Il Web 2.0 e tutte le sue implicazioni alla fine dei conti mi hanno aiutato e mi
aiutano tutt’ora. E' anche grazie a quel blog su Msn che ho deciso che avrei studiato
giornalismo all'università, grazie a qui giorni passati a leggere i commenti di
apprezzamento o di critica ai miei post da parte di amici e sconosciuti. La rete in
questo senso mi ha dato la possibilità di avere in poco tempo un riscontro su ciò
che creavo. Da dilettante a dilettanti. Ma non solo perché a volte erano anche alcuni
professori a commentare le mie storie. Essere un dilettante non vuol dire essere un
arrogante. Vuol dire, almeno nel mio caso, voler diventare professionista. A nessuno
sta bene l'attributo dilettante. Nessuno ne fa un vanto. Perché significa essere parte
della massa, un punto indistinto in un mare di account, e, alla fine, in un mare di
0 e 1. Il dilettantismo virtuale in rete mi ha aiutato a capire di voler diventare un
professionista reale. E' stata un ottima palestra. Ma dopo molto allenamento a
chiunque viene voglia di gareggiare sul serio e quindi, fuor di metafora, di entrare
nel mondo reale.
Essere un giornalista dilettante nel mondo del Web 2.0 significa conoscere il più
possibile. Eclettismo è la parola chiave. Un dilettante per essere eclettico ha bisogno
di fonti inesauribli e sempre fresche. Ha bisogno di poter prendere tutto ciò che può
da tutto. Ha bisogno, come nel mio caso, di avere la barra dei link veloci al Web piena
di tutto. Corriere della Sera.it, Repubblica.it, il Fatto Quotidiano.it, Youtube, Times,
Post, Reuters, Behance, Facebook, Twitter, Pianeta-calcio (il sito per cui lavoro),
Google e tanti tanti altri ancora. Un’occhiata sul mondo ottenibile in pochi istanti
seguita poi da un approfondimento dei temi principali. Per poter avere il quadro
completo (anche se di fatto impossibile) bisogna per prima cosa avere le notizie e
poi poterle assaporare, gustare e metabolizzare. Tutto ciò è impossibile da fare in
una sola lettura, in un solo ascolto, in una sola osservazione. Per questo e per altri
motivi il dilettante, io in prima persona, scarica dal Web contenuti. Che siano audio
video o testo. Per poterne avere una lettura più approfondita. Per comprendere
meglio. Per sapere di più e coglierne le sfumature. Ma questo è illegale il più delle
volte e lo si fa tramite siti specializzati nel file sharing.

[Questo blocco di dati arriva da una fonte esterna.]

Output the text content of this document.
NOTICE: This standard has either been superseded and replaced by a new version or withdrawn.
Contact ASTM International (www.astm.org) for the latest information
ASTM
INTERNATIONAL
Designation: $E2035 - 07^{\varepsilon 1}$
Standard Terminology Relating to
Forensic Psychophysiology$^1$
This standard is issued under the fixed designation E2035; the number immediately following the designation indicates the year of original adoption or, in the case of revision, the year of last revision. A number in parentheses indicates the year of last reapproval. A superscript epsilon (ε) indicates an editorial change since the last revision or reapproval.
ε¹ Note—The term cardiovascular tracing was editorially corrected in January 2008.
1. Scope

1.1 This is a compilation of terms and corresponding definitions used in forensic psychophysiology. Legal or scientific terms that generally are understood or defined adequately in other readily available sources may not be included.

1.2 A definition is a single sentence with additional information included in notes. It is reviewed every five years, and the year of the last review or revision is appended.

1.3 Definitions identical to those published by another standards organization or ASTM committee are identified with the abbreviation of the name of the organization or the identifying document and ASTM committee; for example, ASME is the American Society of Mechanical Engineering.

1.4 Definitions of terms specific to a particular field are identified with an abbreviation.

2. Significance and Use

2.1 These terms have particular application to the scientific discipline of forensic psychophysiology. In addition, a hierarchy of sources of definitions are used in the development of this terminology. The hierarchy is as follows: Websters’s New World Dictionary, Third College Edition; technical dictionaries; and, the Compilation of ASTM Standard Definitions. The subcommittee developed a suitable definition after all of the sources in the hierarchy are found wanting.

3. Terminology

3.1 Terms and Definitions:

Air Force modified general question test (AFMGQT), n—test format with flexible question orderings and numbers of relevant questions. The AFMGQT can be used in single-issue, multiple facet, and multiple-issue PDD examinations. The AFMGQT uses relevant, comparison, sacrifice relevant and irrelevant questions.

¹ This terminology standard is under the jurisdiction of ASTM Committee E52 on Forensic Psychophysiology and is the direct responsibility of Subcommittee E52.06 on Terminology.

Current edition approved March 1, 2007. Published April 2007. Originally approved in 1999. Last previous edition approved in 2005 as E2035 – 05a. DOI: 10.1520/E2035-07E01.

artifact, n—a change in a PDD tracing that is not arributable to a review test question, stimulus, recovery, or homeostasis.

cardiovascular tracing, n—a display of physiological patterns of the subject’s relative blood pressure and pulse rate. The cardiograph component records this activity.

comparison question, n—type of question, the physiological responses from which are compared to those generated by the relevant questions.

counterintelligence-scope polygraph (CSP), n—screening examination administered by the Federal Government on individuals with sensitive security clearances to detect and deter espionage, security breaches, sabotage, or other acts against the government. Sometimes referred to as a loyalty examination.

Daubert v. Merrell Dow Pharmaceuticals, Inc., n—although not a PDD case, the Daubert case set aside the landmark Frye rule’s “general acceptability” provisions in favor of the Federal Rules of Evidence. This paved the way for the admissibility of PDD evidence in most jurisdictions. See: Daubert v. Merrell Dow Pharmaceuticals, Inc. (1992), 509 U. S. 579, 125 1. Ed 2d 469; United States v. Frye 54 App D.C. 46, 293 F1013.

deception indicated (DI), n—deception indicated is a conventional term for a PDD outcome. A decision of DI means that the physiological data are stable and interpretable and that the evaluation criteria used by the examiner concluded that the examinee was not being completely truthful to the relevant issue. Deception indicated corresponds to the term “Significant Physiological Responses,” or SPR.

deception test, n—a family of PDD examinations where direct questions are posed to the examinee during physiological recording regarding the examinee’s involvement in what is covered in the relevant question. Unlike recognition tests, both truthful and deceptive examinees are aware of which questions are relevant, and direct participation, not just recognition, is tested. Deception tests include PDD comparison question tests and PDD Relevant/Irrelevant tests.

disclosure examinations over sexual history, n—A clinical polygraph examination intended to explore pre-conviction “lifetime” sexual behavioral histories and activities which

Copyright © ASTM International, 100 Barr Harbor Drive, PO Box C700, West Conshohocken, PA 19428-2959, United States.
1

Ma questo è un male? E’ più importante avere persone colte o persone
ignoranti che non si possono permettere dischi libri e film?

E' vero, forse il Web 2.0 sta uccidendo il mercato culturale, il mercato artistico,
ma non sta impedendo all'arte di vivere. Chi scarica illegalmente commette reato
ma approfondisce la propria cultura personale. Chi scarica illegalmente lo fa
generalmente per prodotti verso i quali non ha un interesse forte. Chiunque abbia
davvero una passione per un gruppo, o un regista prima o poi comprerà il cd o il
dvd. Lo farà perchè la passione è fisica e non basta un file per vederla soddisfatta.
Continuerò a comprare libri, a comprare dvd, a comprare dischi che valgono, ma
continuerò anche a scaricare dalla rete che è diventata “il negozio più vicino a casa”
in cui ci indirizzavano le pubblicità degli anni novanta.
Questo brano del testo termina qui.